Ridge started as a firefighter with EFD in 2015, and soon had the opportunity to return to the school his grandfather started, this time as an instructor.

He taught his first class as an EMT instructor at Autry Tech in January 2016, and continues to teach EMT and firefighter trainees today.

Ridge said he and other industry experts are able to teach at Autry Tech and other CareerTech schools today in large part because of Autry and his grandfather.

At the time Autry and J.W. Ridge formed the school, Oklahoma still required teacher certification to instruct at technology centers. They made it a priority, Ridge said, to enable people who had worked in various industries to teach, so students could learn from their hands-on experience.

“Oklahoma’s governor at the time, Dewey Bartlett, was good friends with my grandpa and Superintendent Autry,” Ridge said in an Autry Tech press release. “The three men worked to change legislation to allow those with alternative certification for experts to be able to teach.”

“Being able to teach at Autry really brings everything full-circle,” Ridge said, “because if it weren’t for my grandfather, I wouldn’t be able to teach there today.”

Ridge said it’s “a tremendous honor” to be able to carry on his family’s legacy at Autry Tech.

“Whenever I drive on the campus or walk in the building, there is a sense of pride,” Ridge said, “because I am following the footprints my grandfather left, not only at Autry but in the city of Enid.”

As the community celebrates Autry Tech’s 50th anniversary, Ridge said he’s honored to see the lasting impact of his grandfather’s work.

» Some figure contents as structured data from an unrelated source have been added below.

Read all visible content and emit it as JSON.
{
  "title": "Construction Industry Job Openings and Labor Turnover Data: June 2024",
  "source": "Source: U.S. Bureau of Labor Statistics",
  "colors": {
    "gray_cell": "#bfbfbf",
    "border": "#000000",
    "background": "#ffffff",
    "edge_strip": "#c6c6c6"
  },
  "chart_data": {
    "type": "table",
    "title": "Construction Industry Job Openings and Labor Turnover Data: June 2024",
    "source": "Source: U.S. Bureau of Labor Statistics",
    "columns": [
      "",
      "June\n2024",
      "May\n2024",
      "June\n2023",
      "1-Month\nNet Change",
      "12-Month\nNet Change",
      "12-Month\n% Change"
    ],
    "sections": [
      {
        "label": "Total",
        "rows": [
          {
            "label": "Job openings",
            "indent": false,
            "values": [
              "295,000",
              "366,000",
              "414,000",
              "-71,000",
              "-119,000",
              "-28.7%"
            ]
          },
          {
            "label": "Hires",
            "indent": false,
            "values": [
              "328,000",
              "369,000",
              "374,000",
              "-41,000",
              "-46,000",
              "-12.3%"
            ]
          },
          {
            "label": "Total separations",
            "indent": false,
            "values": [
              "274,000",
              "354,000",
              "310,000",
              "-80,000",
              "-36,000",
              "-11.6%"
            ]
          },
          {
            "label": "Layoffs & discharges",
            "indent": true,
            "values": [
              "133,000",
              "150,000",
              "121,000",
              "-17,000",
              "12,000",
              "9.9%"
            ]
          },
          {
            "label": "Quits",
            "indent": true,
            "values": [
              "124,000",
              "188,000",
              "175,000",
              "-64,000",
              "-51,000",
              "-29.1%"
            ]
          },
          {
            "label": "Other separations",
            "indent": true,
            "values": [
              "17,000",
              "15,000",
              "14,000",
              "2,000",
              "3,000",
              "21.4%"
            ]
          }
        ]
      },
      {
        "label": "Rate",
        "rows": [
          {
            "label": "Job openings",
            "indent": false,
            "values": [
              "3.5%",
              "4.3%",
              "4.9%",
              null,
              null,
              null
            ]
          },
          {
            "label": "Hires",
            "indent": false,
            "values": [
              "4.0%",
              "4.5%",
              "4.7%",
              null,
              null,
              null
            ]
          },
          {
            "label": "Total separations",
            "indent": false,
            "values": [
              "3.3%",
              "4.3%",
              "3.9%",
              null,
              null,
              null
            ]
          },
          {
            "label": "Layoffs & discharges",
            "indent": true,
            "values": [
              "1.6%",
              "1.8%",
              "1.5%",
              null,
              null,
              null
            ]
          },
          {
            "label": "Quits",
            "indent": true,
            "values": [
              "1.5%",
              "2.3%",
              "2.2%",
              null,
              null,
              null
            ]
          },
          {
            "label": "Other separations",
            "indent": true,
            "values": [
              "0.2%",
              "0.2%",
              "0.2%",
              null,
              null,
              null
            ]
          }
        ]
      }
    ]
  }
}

“He was an extraordinary man, and did a lot of great things for Enid,” Ridge said. “Even to this day his impact still reaches far and wide. It’s really neat to still see that impact and see how much he’s still remembered. It’s really an honor.”

Autry Tech will host a public reception today, Friday, Oct. 6, 2017, to celebrate 50 years of vocational and technical education. The reception will be 11 a.m. to 1 p.m. in front of Autry Tech and will include a free lunch catered by the Autry Tech culinary program and a slideshow featuring highlights of the center’s last half-century.